«Jehová te pastoreará siempre, y en las sequías saciará tu alma, y dará vigor a tus huesos; y serás como huerto de riego, y como manantial de aguas, cuyas aguas nunca faltan» (Isaías 58:11).
Me parecía que la santidad era dulce, placentera, tranquila. Me parecía… que hacía del alma un campo o un jardín de Dios con toda clase de flores agradables, encantadoras y serenas; flores que disfrutan de dulce calma así como también de los tiernos y vivificantes rayos del sol.
El alma de un creyente verdadero se parece a esas florecitas blancas que vemos en la primavera, que crecen humildes, al nivel de la tierra, abriendo su pecho para recibir los agradables rayos de la gloria del sol; regocijándose, por decirlo así, en un éxtasis de calma; difundiendo una dulce fragancia a su alrededor.
En una ocasión me fui cabalgando al bosque por el bien de mi salud. Cuando me bajé del caballo en un lugar retirado para caminar en contemplación divina y en oración, como había sido mi costumbre, tuve una visión de la gloria del Hijo de Dios que para mí fue extraordinaria.
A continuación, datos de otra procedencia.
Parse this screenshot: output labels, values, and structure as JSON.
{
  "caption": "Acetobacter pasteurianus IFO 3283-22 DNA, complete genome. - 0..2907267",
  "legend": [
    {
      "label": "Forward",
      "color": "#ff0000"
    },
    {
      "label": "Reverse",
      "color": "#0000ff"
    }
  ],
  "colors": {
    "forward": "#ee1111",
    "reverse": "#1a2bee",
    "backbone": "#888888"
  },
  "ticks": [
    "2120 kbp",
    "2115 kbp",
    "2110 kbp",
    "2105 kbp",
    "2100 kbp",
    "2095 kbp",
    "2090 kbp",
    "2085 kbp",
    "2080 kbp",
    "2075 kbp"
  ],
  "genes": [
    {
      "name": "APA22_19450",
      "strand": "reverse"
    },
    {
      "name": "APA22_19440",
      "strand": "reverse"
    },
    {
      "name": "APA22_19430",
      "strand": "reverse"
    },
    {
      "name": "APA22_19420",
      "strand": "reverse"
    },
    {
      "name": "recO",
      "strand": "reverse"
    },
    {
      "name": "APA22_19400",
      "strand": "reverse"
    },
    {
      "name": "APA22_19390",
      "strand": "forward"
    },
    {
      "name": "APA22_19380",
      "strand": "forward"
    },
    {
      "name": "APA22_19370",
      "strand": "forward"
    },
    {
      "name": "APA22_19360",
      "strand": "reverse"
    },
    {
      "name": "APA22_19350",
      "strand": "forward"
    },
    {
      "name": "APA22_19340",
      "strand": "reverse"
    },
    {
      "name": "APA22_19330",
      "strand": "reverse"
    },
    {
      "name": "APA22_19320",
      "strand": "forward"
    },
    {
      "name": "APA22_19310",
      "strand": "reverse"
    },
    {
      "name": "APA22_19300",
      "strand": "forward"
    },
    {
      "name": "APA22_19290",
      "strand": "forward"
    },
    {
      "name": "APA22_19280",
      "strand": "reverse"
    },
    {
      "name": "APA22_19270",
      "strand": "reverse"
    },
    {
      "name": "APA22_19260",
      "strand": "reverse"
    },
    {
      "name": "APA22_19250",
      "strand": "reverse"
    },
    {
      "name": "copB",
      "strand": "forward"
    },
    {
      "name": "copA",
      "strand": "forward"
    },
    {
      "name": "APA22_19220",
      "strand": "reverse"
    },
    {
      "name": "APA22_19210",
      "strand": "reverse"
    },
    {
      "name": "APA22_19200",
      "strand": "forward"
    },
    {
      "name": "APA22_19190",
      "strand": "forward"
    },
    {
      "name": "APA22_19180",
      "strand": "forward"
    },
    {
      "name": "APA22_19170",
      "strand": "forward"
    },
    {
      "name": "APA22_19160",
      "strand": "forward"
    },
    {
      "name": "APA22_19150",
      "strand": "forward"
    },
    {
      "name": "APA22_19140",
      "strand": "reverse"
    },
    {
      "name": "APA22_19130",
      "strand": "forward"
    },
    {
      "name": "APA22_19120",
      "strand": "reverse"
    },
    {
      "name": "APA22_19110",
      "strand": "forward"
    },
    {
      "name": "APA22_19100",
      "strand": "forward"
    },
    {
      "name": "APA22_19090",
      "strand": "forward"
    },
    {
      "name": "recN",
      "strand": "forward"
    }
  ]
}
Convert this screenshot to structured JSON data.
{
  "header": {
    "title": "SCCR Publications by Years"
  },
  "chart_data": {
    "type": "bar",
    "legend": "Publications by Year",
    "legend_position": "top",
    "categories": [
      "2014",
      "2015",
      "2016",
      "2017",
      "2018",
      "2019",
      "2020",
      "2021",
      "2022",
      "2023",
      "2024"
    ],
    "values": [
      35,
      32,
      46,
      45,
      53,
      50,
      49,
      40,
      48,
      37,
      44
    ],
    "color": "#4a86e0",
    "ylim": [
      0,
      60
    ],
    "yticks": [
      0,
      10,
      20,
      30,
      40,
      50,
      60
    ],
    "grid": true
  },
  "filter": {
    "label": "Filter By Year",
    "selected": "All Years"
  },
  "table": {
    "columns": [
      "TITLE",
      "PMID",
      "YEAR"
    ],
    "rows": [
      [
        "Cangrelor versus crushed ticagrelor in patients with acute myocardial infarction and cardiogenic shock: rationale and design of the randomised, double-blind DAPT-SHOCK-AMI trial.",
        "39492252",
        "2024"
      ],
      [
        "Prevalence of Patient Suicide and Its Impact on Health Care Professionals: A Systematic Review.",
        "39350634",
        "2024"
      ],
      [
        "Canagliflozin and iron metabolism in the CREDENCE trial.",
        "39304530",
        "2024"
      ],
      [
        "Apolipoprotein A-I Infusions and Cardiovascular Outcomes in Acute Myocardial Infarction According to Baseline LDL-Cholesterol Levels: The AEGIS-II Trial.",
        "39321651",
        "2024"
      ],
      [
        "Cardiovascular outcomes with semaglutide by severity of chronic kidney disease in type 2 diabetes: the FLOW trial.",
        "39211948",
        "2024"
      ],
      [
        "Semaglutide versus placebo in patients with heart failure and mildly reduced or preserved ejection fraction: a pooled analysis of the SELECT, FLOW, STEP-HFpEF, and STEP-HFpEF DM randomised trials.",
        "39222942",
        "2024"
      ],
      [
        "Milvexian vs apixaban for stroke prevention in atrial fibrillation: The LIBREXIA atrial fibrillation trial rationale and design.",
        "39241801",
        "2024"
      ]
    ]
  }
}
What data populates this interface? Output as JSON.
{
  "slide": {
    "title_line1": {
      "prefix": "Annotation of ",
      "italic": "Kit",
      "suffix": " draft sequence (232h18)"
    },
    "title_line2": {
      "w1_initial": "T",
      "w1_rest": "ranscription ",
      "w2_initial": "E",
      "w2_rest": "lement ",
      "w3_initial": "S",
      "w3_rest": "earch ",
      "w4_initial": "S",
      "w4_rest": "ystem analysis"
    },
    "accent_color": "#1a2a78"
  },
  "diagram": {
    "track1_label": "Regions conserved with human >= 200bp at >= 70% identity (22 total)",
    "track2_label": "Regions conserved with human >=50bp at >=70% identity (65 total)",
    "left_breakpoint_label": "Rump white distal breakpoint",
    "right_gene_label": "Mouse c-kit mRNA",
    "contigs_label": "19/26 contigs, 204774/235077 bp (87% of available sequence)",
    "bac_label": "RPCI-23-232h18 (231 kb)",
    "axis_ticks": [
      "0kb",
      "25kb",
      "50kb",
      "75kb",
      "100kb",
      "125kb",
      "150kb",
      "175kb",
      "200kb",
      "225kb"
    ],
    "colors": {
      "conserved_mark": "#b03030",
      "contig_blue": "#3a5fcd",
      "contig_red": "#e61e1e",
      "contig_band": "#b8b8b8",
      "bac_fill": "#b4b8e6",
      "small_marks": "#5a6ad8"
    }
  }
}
Hasta donde puedo juzgar, eso continuó alrededor de una hora y me mantuvo casi todo el tiempo sollozando y bañado en un mar de lágrimas. Sentí en el alma un deseo ardiente de ser —no sé cómo expresarlo de otra manera— vaciado y aniquilado; de amarlo a él con un amor santo y puro; de servirlo y seguirlo; de ser santificado por completo y recibir una pureza divina y celestial.